The White House is attempting to address the issue with its Pollinator Strategy that has three overarching goals:
- Honey Bees: Reduce honey bee colony losses during winter (overwintering mortality) to no more than 15% within 10 years. This goal is informed by the previously released Bee Informed Partnership surveys and the newly established quarterly and annual surveys by the USDA National Agricultural Statistics Service. Based on the robust data anticipated from the national, statistically-based NASS surveys of beekeepers, the Task Force will develop baseline data and additional goal metrics for winter, summer and total annual colony loss.
- Monarch Butterflies: Increase the eastern population of the monarch butterfly to 225 million butterflies occupying an area of approximately 15 acres (6 hectares) in the overwintering grounds in Mexico, through domestic/international actions and public-private partnerships, by 2020.

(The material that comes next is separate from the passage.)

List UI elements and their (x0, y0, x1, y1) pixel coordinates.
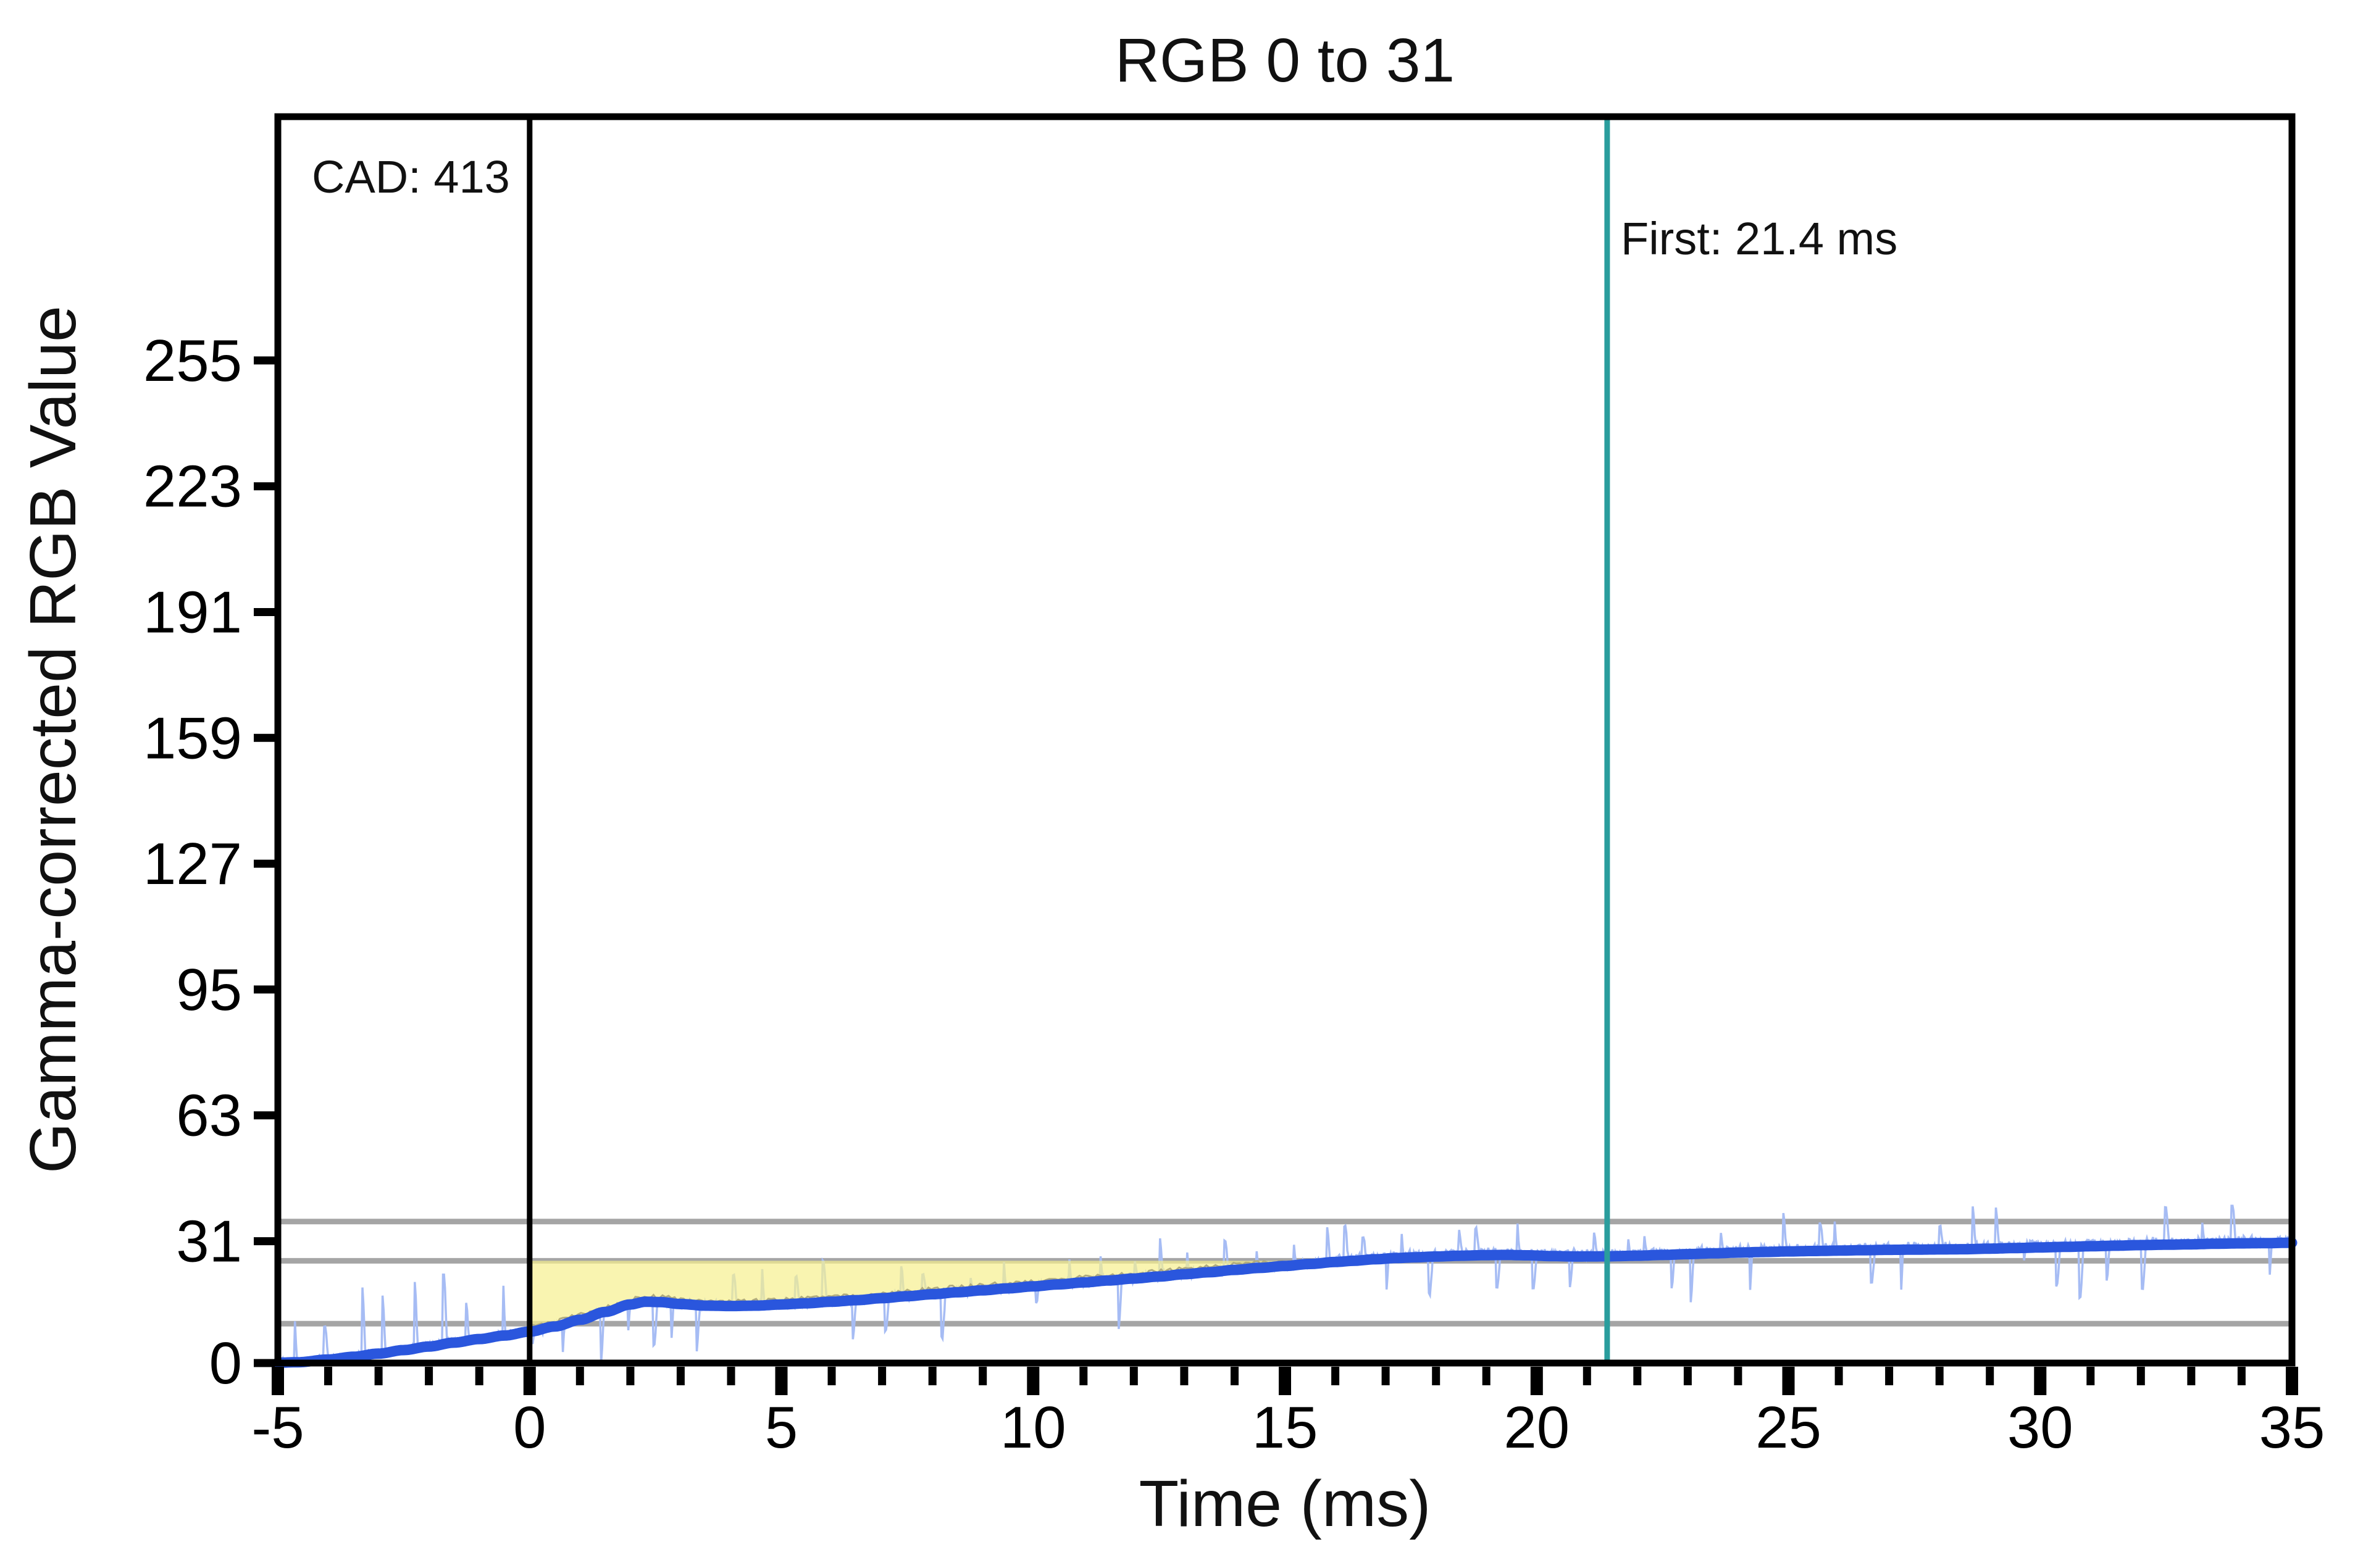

- Pollinator Habitat Acreage: Restore or enhance 7 million acres of land for pollinators over the next 5 years through federal actions and public/private partnerships.
- The landscape industry supports pollinators through the care of plants in the landscape that are their habitat.
- Landscape professionals practice responsible and vital pest control services that remove pest that are detrimental to the landscape.
- Landscape Professionals use EPA and State registered pesticides, in accordance with application guidelines, to control harmful pests, like ticks, and weeds that cause allergies.
- Many bee colonies are now stable. The U.S. Department of Agriculture (USDA) estimates of overwinter bee colony losses have averaged more than 30% annually in recent years, but many beekeepers have been able to replace lost hives.
- Even though the cause of colony collapse is unknown, there are pests that are attacking honeybees, one of which is the varroa mite. A 2013 joint USDA and U.S. Environmental Protection Agency (EPA) report found the varroa mite as the “most detrimental pest of honeybees.”
Some people have singled out pesticides like neonicotinoids as the primary cause for the decline in bee health, when in fact the exact cause is unknown.